= Russian theft of Ukrainian grain =

During the ongoing Russo-Ukrainian War, which began in 2014 with the illegal annexation of Crimea by the Russian Federation and the War in Donbas (2014—2022), and expanded with the full-scale Russian invasion of Ukraine since 24 February 2022, Russian troops in the occupied regions of Ukraine have systematically stolen grain and other products from local farmers. As of May 2022, at least 400,000 tons of grain were stolen and exported from Russian-occupied Ukraine according to the Ukrainian Ministry of Defence, with the Ministry of Agrarian Policy and Food of Ukraine similarly estimating a theft of 'several hundred thousand tonnes' of grain at the end of April 2022.

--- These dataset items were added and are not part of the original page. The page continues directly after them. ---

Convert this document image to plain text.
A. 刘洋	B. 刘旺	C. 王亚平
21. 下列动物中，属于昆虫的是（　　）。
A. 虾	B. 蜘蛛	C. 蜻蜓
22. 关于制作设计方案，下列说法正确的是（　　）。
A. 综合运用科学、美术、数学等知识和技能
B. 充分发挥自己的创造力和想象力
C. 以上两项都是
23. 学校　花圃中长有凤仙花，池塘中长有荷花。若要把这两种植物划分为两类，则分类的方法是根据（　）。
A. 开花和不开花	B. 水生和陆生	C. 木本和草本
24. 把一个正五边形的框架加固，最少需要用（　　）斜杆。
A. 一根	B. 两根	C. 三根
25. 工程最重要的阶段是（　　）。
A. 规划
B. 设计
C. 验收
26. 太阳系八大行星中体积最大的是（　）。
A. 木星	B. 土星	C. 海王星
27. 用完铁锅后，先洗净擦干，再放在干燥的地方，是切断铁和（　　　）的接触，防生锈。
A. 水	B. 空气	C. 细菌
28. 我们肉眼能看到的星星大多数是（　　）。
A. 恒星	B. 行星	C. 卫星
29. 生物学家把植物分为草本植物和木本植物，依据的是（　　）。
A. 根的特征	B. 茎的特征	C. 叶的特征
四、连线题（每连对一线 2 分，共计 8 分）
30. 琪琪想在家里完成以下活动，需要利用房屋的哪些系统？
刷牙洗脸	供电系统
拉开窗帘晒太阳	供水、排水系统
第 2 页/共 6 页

== War in Donbas period 2014–2022 ==
From 2014 until 2022, grain from the self-proclaimed Donetsk People's Republic and the Luhansk People's Republic came to Russia. According to the BBC, intermediaries transported grain from Donbas farmers to Russia, passed through customs, everything was paid for by bank transfer, through Russian banks. The grain was unloaded at the warehouses of Russian buyers, and they were already selling grain as Russian.

== Full-scale invasion period since 2022 ==
A June 2022 study by the Kyiv School of Economics found that the Russian invasion cost Ukraine's agricultural sector $4.3 billion in destroyed equipment, damaged land and unharvested crops.

As of October 2022, the widescale theft of Ukrainian grain was continuing and involved both private companies and Russian state operatives. Some of the stolen grain is transferred and mixed with legitimate goods. The Financial Times identified Nikita Busel, a Russian businessman and the general director of the government-run State Grain Operator, as one of the heads of the operation.

According to an investigation released in June 2024 by the Belarusian Investigative Center, the Schemes project of Radio Liberty's Ukrainian service, and Vyorstka, in 2023, agricultural products worth 6.2 million euros were exported from the occupied territory of the Kherson Oblast, and out of the 6.4 tons of wheat collected, two million tons were exported through Crimean ports. Some of this product was sold to Azerbaijan, Turkey, Iran, and Spain. According to another investigation by the BIC, Schemes, Cyber Partisans, and KibOrg, released in August 2024, rapeseed is being exported from the Kherson Oblast by people from Ramzan Kadyrov's entourage and their Belarusian business partners; documents were issued for the supply of 4.9 thousand tons of rapeseed to Belarus. According to another investigation by 15min, BIC, TV3, Schemes, Community of Railway Workers of Belarus, Cyber Partisans, and KibOrg, released in February 2025, oil from rapeseed exported to Belarus is supplied to the EU.

According to two journalistic investigations, a company linked to former Belarusian Interior Minister Uladzimir Navumau is involved in the export of Ukrainian grain from the occupied territories of Ukraine, including through Belarus.